The inverter and pitot heater were set to the standby position. He didn’t want the ASI—airspeed indicator—to fail due to icing when he penetrated the cloud cover below them. Off with the autopilot master switch, radar off, and now scan the standby ASI. At least that was working. What else? No speed strip, Tacan lost, IFF failed, fuel-vent heaters not working, no windscreen heaters. The canopy blower for demisting was out, along with the JPT—the jet-pipe temperature controllers that automatically regulated the exhaust temperatures. Must keep a careful eye on engine temperatures, he reminded himself.
When he was done, Seagrave had Eric read the checklist from the flip cards just in case he had missed an action. But he’d gotten it right the first time. “You’re the cool one,” he told Eric, paying the boy a true compliment.
Seagrave was about to key the radio when the generator light on the standard warning panel flashed on. The doll’s-eye warning indicator for the inverter flickered, and the master reference gyro tumbled. He immediately pressed the generator reset, but there was no response. Now they really had problems—just battery power to get them home. He immediately dumped all the main
electrical loads, the DC fuel pumps first, and switched the pitot heater to standby power.

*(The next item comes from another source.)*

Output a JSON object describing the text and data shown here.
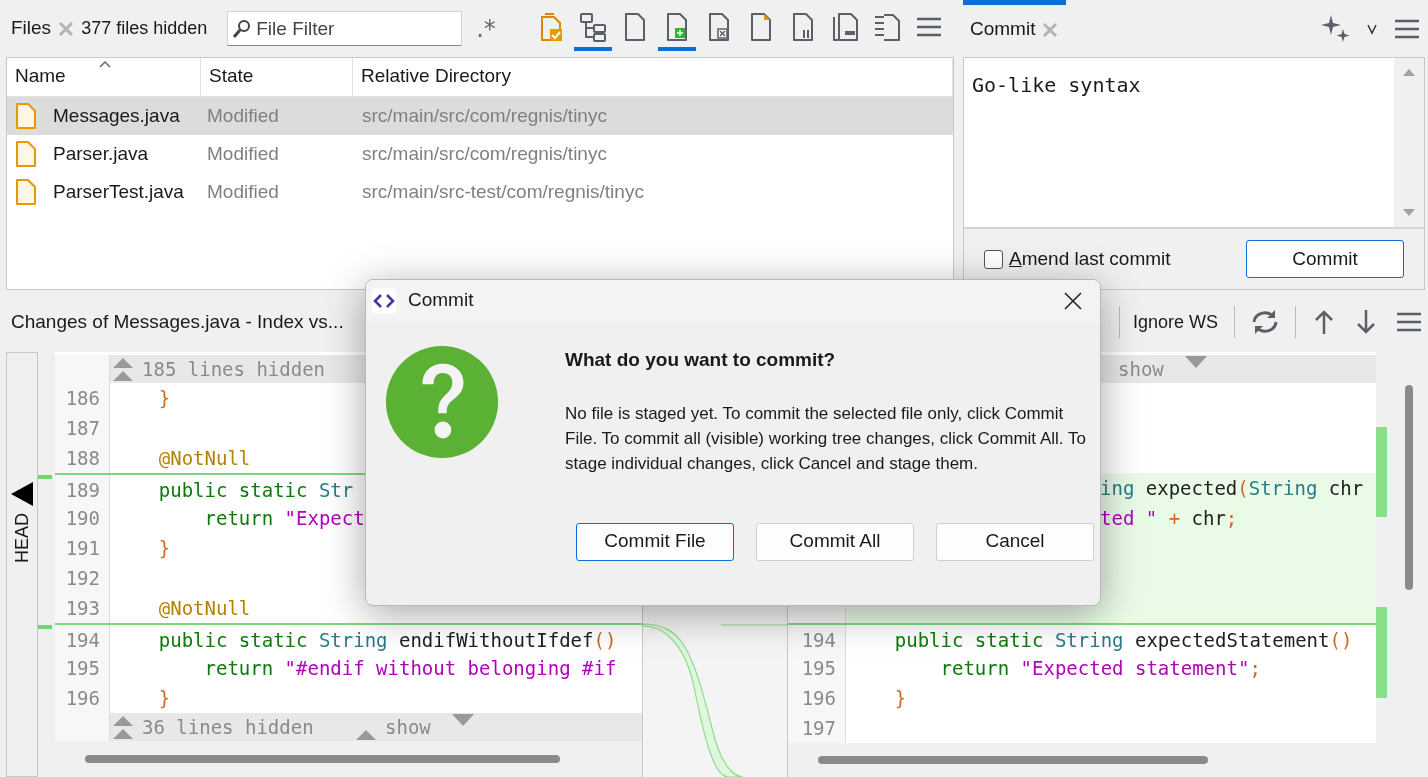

Now Seagrave made his only mistake. He should have declared an emergency with Air Traffic Control. But his experiences with the British Civil Aviation Agency had made him distrustful of all bureaucrats, and he didn’t want the U.S. Federal Aviation Agency using this emergency as an excuse to ground the Lightning. He owed the Gray Eagles at least an effort to avoid that. Besides, if the situation got any worse, he could declare an emergency then. And his being a fighter pilot, there was no doubt in his mind that he could safely land with minimal assistance.
He keyed the radio. “Norfolk Approach, Lightning One RTB at this time for a precautionary landing.”
Shanker turned up the volume of his handheld radio the moment he heard Approach Control answer Seagrave’s radio call announcing he was returning to base. Because of the range, he could hear only Approach’s transmissions and not what Seagrave was saying. The TV reporter caught it immediately and told his cameraman to focus on Stuart. “This could be hot,” he said under his breath before moving next to Shanker so he could pick up the radio calls.
“What’s wrong?” Stuart asked.
“We don’t know yet,” Maggot answered.
The radio squawked at them as the approach controller asked for the nature of the problem. “Copy you have a burst air duct and AC turbine failure,” the approach controller repeated.
Stuart was almost screaming. “What’s that mean?”
“Electrical problems,” Maggot answered. “Take it easy. Happens all the time. Chalky can handle it.” He looked at Shanker and motioned him to step away to where they could talk in private. The cameraman zoomed in on them, wishing he could pick up the sound.
When they were out of microphone range, Maggot asked, “What’s he lost?”
“He’s lost his AC bus,” Shanker explained, “which means all his nav aids and the IFF.” He ran down the list of AC-powered electrical systems the Lightning had lost. It was extensive. “The generator has picked up some of the load.”